Will Oldham transforms transgender harpist
Baby Dee’s first half century on this planet reads like the plot to some fantastical indie movie. Born in Cleveland, Ohio in 1953, Baby Dee studied classical harp, worked as a church verger, changed gender from male to female, and pursued a career busking on the streets of Manhattan: riding a giant tricycle in a bee suit, playing Shirley Temple songs.

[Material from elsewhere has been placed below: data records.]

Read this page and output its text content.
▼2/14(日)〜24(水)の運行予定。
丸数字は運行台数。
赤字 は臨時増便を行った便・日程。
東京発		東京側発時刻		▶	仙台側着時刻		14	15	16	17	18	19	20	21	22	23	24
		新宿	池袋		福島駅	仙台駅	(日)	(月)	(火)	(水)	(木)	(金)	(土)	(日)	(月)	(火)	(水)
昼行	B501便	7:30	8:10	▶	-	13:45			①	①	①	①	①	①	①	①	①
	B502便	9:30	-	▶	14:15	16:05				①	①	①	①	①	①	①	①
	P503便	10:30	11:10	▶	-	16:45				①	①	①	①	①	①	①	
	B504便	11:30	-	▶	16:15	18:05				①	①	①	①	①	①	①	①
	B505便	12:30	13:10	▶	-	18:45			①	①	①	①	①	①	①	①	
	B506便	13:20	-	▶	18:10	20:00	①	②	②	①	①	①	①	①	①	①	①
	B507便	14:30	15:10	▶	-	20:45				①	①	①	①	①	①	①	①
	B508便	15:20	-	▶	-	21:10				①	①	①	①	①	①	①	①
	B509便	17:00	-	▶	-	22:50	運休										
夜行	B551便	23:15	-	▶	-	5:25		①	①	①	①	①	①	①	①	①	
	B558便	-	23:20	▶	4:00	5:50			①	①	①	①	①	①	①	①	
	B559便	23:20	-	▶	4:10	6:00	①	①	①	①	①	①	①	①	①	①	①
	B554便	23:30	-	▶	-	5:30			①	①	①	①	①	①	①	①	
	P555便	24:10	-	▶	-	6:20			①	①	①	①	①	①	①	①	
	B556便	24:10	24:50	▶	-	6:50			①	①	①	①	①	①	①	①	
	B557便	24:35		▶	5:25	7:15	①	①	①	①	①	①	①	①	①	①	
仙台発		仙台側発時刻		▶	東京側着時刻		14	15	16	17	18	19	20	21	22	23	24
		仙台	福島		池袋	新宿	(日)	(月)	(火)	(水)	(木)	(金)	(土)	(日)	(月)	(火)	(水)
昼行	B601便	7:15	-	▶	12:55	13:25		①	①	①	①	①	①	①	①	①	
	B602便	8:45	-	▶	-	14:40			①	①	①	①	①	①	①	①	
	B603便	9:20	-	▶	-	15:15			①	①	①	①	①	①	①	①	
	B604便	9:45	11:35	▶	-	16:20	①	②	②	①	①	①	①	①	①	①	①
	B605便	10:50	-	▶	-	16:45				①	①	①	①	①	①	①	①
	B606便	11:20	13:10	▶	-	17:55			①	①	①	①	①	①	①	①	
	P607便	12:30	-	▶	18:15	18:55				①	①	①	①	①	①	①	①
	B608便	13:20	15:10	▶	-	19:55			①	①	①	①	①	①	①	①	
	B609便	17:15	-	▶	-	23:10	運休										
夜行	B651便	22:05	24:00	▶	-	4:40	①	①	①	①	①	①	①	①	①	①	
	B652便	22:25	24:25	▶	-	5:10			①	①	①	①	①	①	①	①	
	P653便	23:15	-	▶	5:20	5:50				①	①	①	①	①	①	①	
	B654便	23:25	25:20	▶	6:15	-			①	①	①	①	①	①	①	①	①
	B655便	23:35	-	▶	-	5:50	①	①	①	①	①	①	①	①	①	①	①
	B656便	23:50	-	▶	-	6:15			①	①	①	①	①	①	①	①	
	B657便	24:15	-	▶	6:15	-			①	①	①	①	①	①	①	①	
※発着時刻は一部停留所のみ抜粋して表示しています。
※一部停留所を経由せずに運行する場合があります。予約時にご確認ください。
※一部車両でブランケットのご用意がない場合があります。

She left music, and retrained as a tree surgeon. This last career was curtailed when a tree that Baby Dee was working on ended up wrecking someone’s house. Tree surgery’s loss, however, has been music’s gain. Baby Dee teamed up with like-minded mavericks like Marc Almond, Antony And The Johnsons, Current 93’s David Tibet, playing her harp in small clubs and singing beautiful, introspective torch songs in a quavering tenor voice.
Her fourth studio album comes as a radical change in direction. Produced by Will Oldham and journeyman multi-instrumentalist Matt Sweeney (Zwan, Johnny Cash, El-P), it sees Baby Dee switching to piano and adding extroversion to her songcraft, backed by a string section and some illustrious musicians (including Andrew WK on bass and drums).
The results prove comforting for fans of canonical rock. “Safe Inside The Day” recalls John Cale; “The Earlie King” suggests Tom Waits; “Teeth Are The Only Bones That Show” has Dr John’s boogie swagger. “Fresh Out Of Candles”, meanwhile, could be off Lou Reed’s Transformer.
But these influences are radically altered in a couple of ways. By Baby Dee’s bald, witty and poetic lyrics (“there’s a harp inside that piano/and a girl inside that boy” she sings on “The Dance Of The Diminishing Possibilities”). And also by her extraordinary voice – a well-enunciated, declamatory style that sounds like a drunken vaudeville performer doing a Brecht opera.
The result demands your attention – it may well be one of the first great albums of 2008.